Ninth Circuit Addresses Misclassification of Employees as Independent Contractors
Many businesses utilize independent contractors as part of their daily operations. Contractors are often favored by businesses over full time employees, because they allow for flexibility in retention and scheduling, are not entitled to government-mandated benefits such as workers' compensation, and are typically not offered costly benefits such as health insurance. A problem often arises, however, when the business seeks to take advantage of these positive aspects of the relationship, yet also wants to control how the contractor performs his duties.
Recently, the federal Ninth Circuit Court of Appeals addressed alleged misclassification of employees as independent contractors. In Narayan v. EGL Inc., No. 07-16487 (July 13, 2010), the plaintiffs were California-based drivers for a freight delivery service, Eagle Freight Systems, Inc. (EGL). They had signed an agreement that indicated they were independent contractors. The agreement designated Texas law as the law to be applied in any dispute over the agreement's terms. The drivers subsequently sued EGL, alleging that they were in fact employees, and sought damages under California law for overtime, expenses, and meal break compensation, among other things. Ruling that the matter was governed by Texas law, the district court granted EGL's motion for summary judgment. On appeal, the Ninth Circuit reversed.
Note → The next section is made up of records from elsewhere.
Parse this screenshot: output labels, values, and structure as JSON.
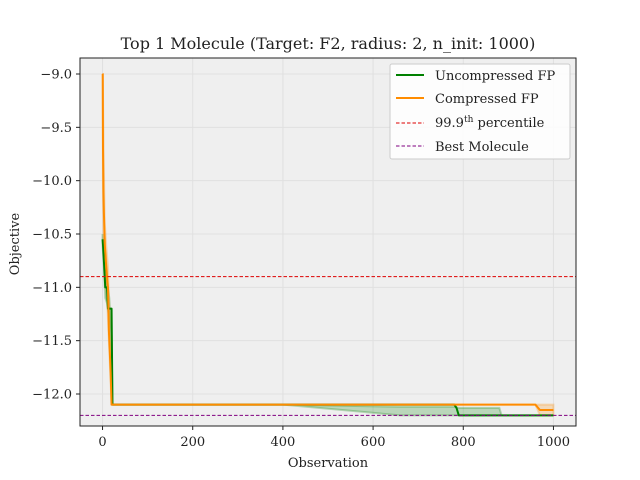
{
  "chart_data": {
    "type": "line",
    "title": "Top 1 Molecule (Target: F2, radius: 2, n_init: 1000)",
    "xlabel": "Observation",
    "ylabel": "Objective",
    "xlim": [
      -50,
      1050
    ],
    "ylim": [
      -12.3,
      -8.85
    ],
    "xticks": [
      0,
      200,
      400,
      600,
      800,
      1000
    ],
    "yticks": [
      -9.0,
      -9.5,
      -10.0,
      -10.5,
      -11.0,
      -11.5,
      -12.0
    ],
    "ytick_labels": [
      "−9.0",
      "−9.5",
      "−10.0",
      "−10.5",
      "−11.0",
      "−11.5",
      "−12.0"
    ],
    "grid": true,
    "legend_position": "top-right",
    "series": [
      {
        "name": "Uncompressed FP",
        "color": "#008000",
        "x": [
          0,
          1,
          3,
          6,
          10,
          12,
          18,
          20,
          22,
          25,
          100,
          400,
          600,
          780,
          785,
          790,
          800,
          900,
          1000
        ],
        "y": [
          -10.55,
          -10.6,
          -10.75,
          -11.0,
          -11.0,
          -11.2,
          -11.2,
          -11.2,
          -12.1,
          -12.1,
          -12.1,
          -12.1,
          -12.1,
          -12.1,
          -12.13,
          -12.2,
          -12.2,
          -12.2,
          -12.2
        ],
        "band_x": [
          0,
          3,
          6,
          10,
          15,
          20,
          22,
          25,
          100,
          400,
          660,
          720,
          780,
          790,
          880,
          885,
          1000
        ],
        "band_low": [
          -10.6,
          -10.8,
          -11.1,
          -11.15,
          -11.3,
          -11.55,
          -12.1,
          -12.1,
          -12.1,
          -12.1,
          -12.2,
          -12.2,
          -12.2,
          -12.2,
          -12.2,
          -12.2,
          -12.2
        ],
        "band_high": [
          -10.5,
          -10.65,
          -10.9,
          -10.95,
          -11.1,
          -11.45,
          -12.1,
          -12.1,
          -12.1,
          -12.1,
          -12.12,
          -12.12,
          -12.12,
          -12.13,
          -12.13,
          -12.2,
          -12.2
        ]
      },
      {
        "name": "Compressed FP",
        "color": "#ff8c00",
        "x": [
          0,
          0.5,
          1,
          2,
          3,
          5,
          8,
          10,
          12,
          14,
          16,
          18,
          20,
          22,
          25,
          100,
          400,
          600,
          800,
          960,
          970,
          980,
          1000
        ],
        "y": [
          -9.0,
          -9.0,
          -9.7,
          -10.1,
          -10.3,
          -10.6,
          -10.8,
          -10.9,
          -11.0,
          -11.4,
          -11.6,
          -11.8,
          -12.1,
          -12.1,
          -12.1,
          -12.1,
          -12.1,
          -12.1,
          -12.1,
          -12.1,
          -12.15,
          -12.15,
          -12.15
        ],
        "band_x": [
          0,
          1,
          3,
          5,
          8,
          10,
          12,
          15,
          18,
          20,
          22,
          25,
          100,
          400,
          800,
          960,
          970,
          1000
        ],
        "band_low": [
          -9.0,
          -10.2,
          -10.7,
          -10.8,
          -11.0,
          -11.1,
          -11.3,
          -11.6,
          -11.9,
          -12.1,
          -12.1,
          -12.1,
          -12.1,
          -12.1,
          -12.1,
          -12.1,
          -12.2,
          -12.2
        ],
        "band_high": [
          -9.0,
          -9.2,
          -9.9,
          -10.4,
          -10.6,
          -10.7,
          -10.8,
          -11.2,
          -11.7,
          -12.1,
          -12.1,
          -12.1,
          -12.1,
          -12.1,
          -12.1,
          -12.1,
          -12.1,
          -12.1
        ]
      }
    ],
    "reference_lines": [
      {
        "name": "99.9th percentile",
        "label_base": "99.9",
        "label_sup": "th",
        "label_rest": " percentile",
        "y": -10.9,
        "color": "#dd0000",
        "dash": "dashed"
      },
      {
        "name": "Best Molecule",
        "y": -12.2,
        "color": "#800080",
        "dash": "dashed"
      }
    ]
  }
}
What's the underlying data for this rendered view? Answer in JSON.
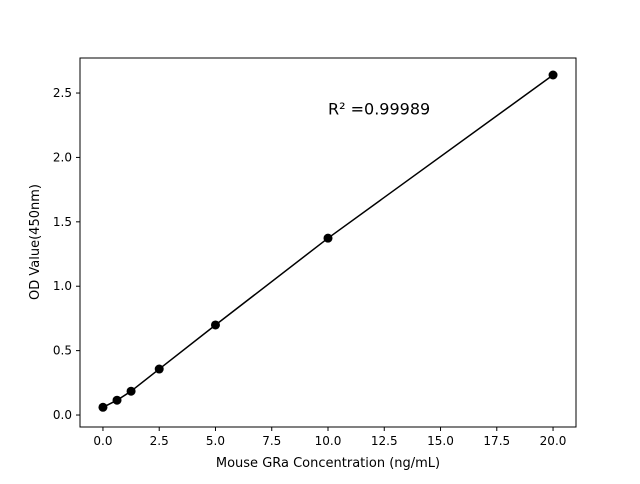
{
  "chart_data": {
    "type": "line",
    "title": "",
    "xlabel": "Mouse GRa Concentration (ng/mL)",
    "ylabel": "OD Value(450nm)",
    "x": [
      0,
      0.625,
      1.25,
      2.5,
      5,
      10,
      20
    ],
    "values": [
      0.06,
      0.115,
      0.185,
      0.357,
      0.699,
      1.373,
      2.64
    ],
    "xlim": [
      -1.02,
      21.02
    ],
    "ylim": [
      -0.093,
      2.772
    ],
    "xticks": [
      "0.0",
      "2.5",
      "5.0",
      "7.5",
      "10.0",
      "12.5",
      "15.0",
      "17.5",
      "20.0"
    ],
    "yticks": [
      "0.0",
      "0.5",
      "1.0",
      "1.5",
      "2.0",
      "2.5"
    ],
    "annotation": {
      "text": "R² =0.99989",
      "x": 10,
      "y": 2.38
    },
    "grid": false,
    "markers": true,
    "color": "#000000"
  }
}
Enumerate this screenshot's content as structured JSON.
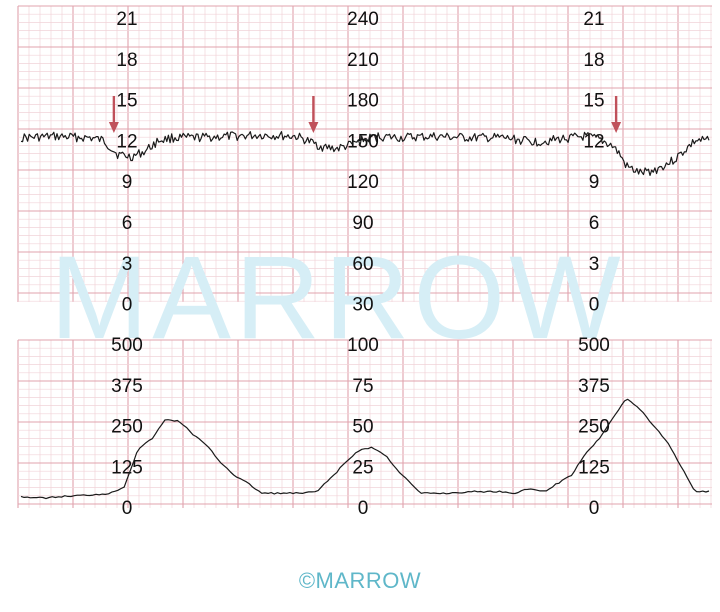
{
  "chart_data": [
    {
      "type": "line",
      "panel": "fetal-heart-rate",
      "grid": true,
      "scale_columns": [
        {
          "ticks": [
            "21",
            "18",
            "15",
            "12",
            "9",
            "6",
            "3",
            "0"
          ]
        },
        {
          "ticks": [
            "240",
            "210",
            "180",
            "150",
            "120",
            "90",
            "60",
            "30"
          ]
        },
        {
          "ticks": [
            "21",
            "18",
            "15",
            "12",
            "9",
            "6",
            "3",
            "0"
          ]
        }
      ],
      "ylim": [
        30,
        240
      ],
      "xlim": [
        0,
        100
      ],
      "series": [
        {
          "x": [
            0,
            5,
            10,
            12,
            14,
            16,
            18,
            20,
            22,
            25,
            30,
            35,
            40,
            42,
            44,
            46,
            48,
            50,
            52,
            55,
            60,
            65,
            70,
            73,
            75,
            80,
            82,
            84,
            86,
            87,
            88,
            90,
            92,
            95,
            98,
            100
          ],
          "values": [
            152,
            153,
            152,
            150,
            140,
            138,
            142,
            150,
            152,
            152,
            153,
            154,
            153,
            149,
            145,
            144,
            147,
            151,
            153,
            152,
            153,
            152,
            152,
            150,
            149,
            152,
            153,
            151,
            146,
            140,
            131,
            126,
            128,
            136,
            150,
            150
          ]
        }
      ],
      "arrows_at_x": [
        13.5,
        42.5,
        86.5
      ],
      "arrow_color": "#c0505a"
    },
    {
      "type": "line",
      "panel": "uterine-activity",
      "grid": true,
      "scale_columns": [
        {
          "ticks": [
            "500",
            "375",
            "250",
            "125",
            "0"
          ]
        },
        {
          "ticks": [
            "100",
            "75",
            "50",
            "25",
            "0"
          ]
        },
        {
          "ticks": [
            "500",
            "375",
            "250",
            "125",
            "0"
          ]
        }
      ],
      "ylim": [
        0,
        100
      ],
      "xlim": [
        0,
        100
      ],
      "series": [
        {
          "x": [
            0,
            3,
            6,
            10,
            13,
            15,
            17,
            19,
            21,
            23,
            25,
            27,
            29,
            31,
            33,
            35,
            38,
            41,
            43,
            45,
            47,
            49,
            51,
            53,
            55,
            58,
            62,
            66,
            70,
            72,
            74,
            76,
            78,
            80,
            82,
            84,
            86,
            88,
            90,
            92,
            94,
            96,
            98,
            100
          ],
          "values": [
            7,
            6,
            7,
            8,
            9,
            13,
            36,
            42,
            54,
            53,
            45,
            38,
            28,
            20,
            15,
            9,
            9,
            9,
            10,
            18,
            27,
            35,
            37,
            32,
            22,
            9,
            9,
            10,
            10,
            9,
            12,
            10,
            15,
            20,
            33,
            42,
            55,
            67,
            60,
            50,
            40,
            25,
            10,
            10
          ]
        }
      ]
    }
  ],
  "watermark": "MARROW",
  "footer": {
    "text": "©MARROW"
  },
  "colors": {
    "grid_major": "#e0a3ad",
    "grid_minor": "#f1d3d8",
    "trace": "#1a1a1a",
    "arrow": "#c0505a",
    "watermark": "#d6eef6",
    "footer": "#5fb7c9"
  }
}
The Ninth Circuit first determined that California law applied, because the dispute involved benefits provided under the California Labor Code, not the agreement. The Court then reviewed the relationship between the drivers and EGL. In California, a worker can establish a prima facie case of employment by demonstrating that the worker provided services for the employer. The burden then shifts to the employer to prove that the worker was in fact an independent contractor by overcoming the multi-factor test adopted by the California Supreme Court in S.G. Borello & Sons, Inc. v. Dept. of Industrial Relations (1989) 48 Cal.3d 341.